Hockey in Atlanta- not just the Thrashers – grew when Turner owned the team, and hockey can grow when someone other than these incompetent boobs own the team. I’d hate to see the league give up on a potential market of this size because of the stupidity of seven individuals.
Having lived here for 16 years, it’s hard to escape the conclusion that ATL is a pretty weak pro sports town, period. The unsold seats at Braves playoff games became a national punchline- along with the “put a good product on the field and the fans will come” rule, apparently there’s a corollary: “…but don’t do it so often that the fans become jaded.”

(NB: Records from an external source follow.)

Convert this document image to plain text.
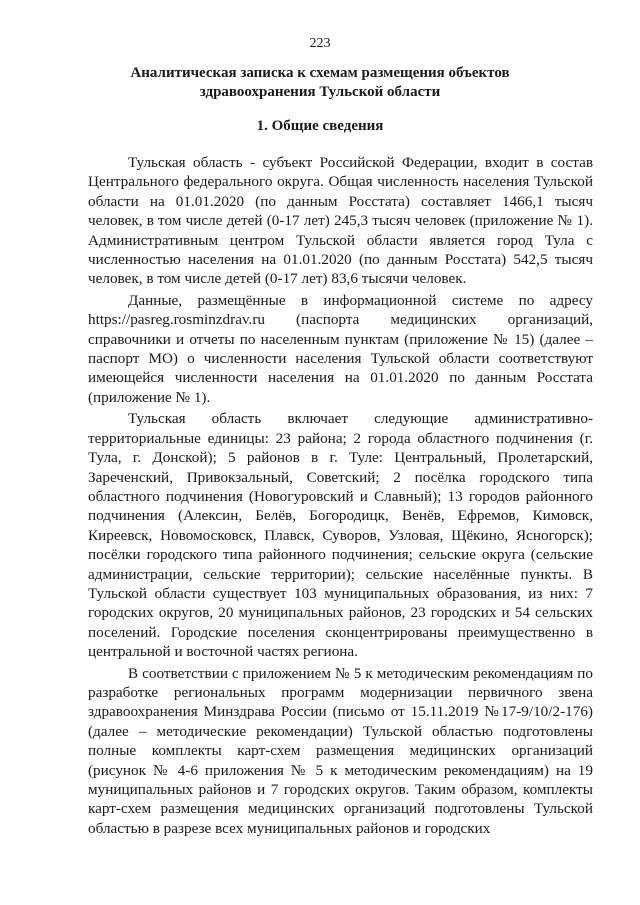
223
Аналитическая записка к схемам размещения объектов здравоохранения Тульской области
1. Общие сведения

Тульская область - субъект Российской Федерации, входит в состав Центрального федерального округа. Общая численность населения Тульской области на 01.01.2020 (по данным Росстата) составляет 1466,1 тысяч человек, в том числе детей (0-17 лет) 245,3 тысяч человек (приложение № 1). Административным центром Тульской области является город Тула с численностью населения на 01.01.2020 (по данным Росстата) 542,5 тысяч человек, в том числе детей (0-17 лет) 83,6 тысячи человек.

Данные, размещённые в информационной системе по адресу https://pasreg.rosminzdrav.ru (паспорта медицинских организаций, справочники и отчеты по населенным пунктам (приложение № 15) (далее – паспорт МО) о численности населения Тульской области соответствуют имеющейся численности населения на 01.01.2020 по данным Росстата (приложение № 1).

Тульская область включает следующие административно-территориальные единицы: 23 района; 2 города областного подчинения (г. Тула, г. Донской); 5 районов в г. Туле: Центральный, Пролетарский, Зареченский, Привокзальный, Советский; 2 посёлка городского типа областного подчинения (Новогуровский и Славный); 13 городов районного подчинения (Алексин, Белёв, Богородицк, Венёв, Ефремов, Кимовск, Киреевск, Новомосковск, Плавск, Суворов, Узловая, Щёкино, Ясногорск); посёлки городского типа районного подчинения; сельские округа (сельские администрации, сельские территории); сельские населённые пункты. В Тульской области существует 103 муниципальных образования, из них: 7 городских округов, 20 муниципальных районов, 23 городских и 54 сельских поселений. Городские поселения сконцентрированы преимущественно в центральной и восточной частях региона.

В соответствии с приложением № 5 к методическим рекомендациям по разработке региональных программ модернизации первичного звена здравоохранения Минздрава России (письмо от 15.11.2019 №17-9/10/2-176) (далее – методические рекомендации) Тульской областью подготовлены полные комплекты карт-схем размещения медицинских организаций (рисунок № 4-6 приложения № 5 к методическим рекомендациям) на 19 муниципальных районов и 7 городских округов. Таким образом, комплекты карт-схем размещения медицинских организаций подготовлены Тульской областью в разрезе всех муниципальных районов и городских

Just this month the same Spirit management waged a successful full court press to gain sellouts of the Hawks’ second round playoff series. I was impressed that they hunted me down and cold called based on my having purchased tickets for a regular season Bulls game…but the fact remains they were reduced to selling the conference semis based on **the marquee value of the opposing team.** The Falcons are currently the exception that proves the rule, but they’ve had their share of TV blackouts during my time here, and with an untimely twist of Matt Ryan’s ACL I wouldn’t be shocked to see more.
I really do feel for the small base of committed fans losing their team, and ownership certainly hasn’t made it any easier (that Don Waddell could last so long given such a proven record of sustained medicrity is surreal), but this won’t be the first time the market failed to hold a team, either. I agree hockey *could* work here, but you have to wonder what the upside scenario looks like. Meanwhile, it’s hard to imagine expansion on the horizon and there are several Canadian cities that look like surer bets even with middling teams (and who probably would never have lost their teams, absent some cockeyed 90s economics).
Last week the Atlanta Journal Constitution ran handwringing pieces on consecutive days attacking Gary Bettman and local management for their evil ways (a required bit of hometown pride, I guess). The next day, without any reference to the irony, the lead sports item was a feature on the significant dropoff in Braves attendance.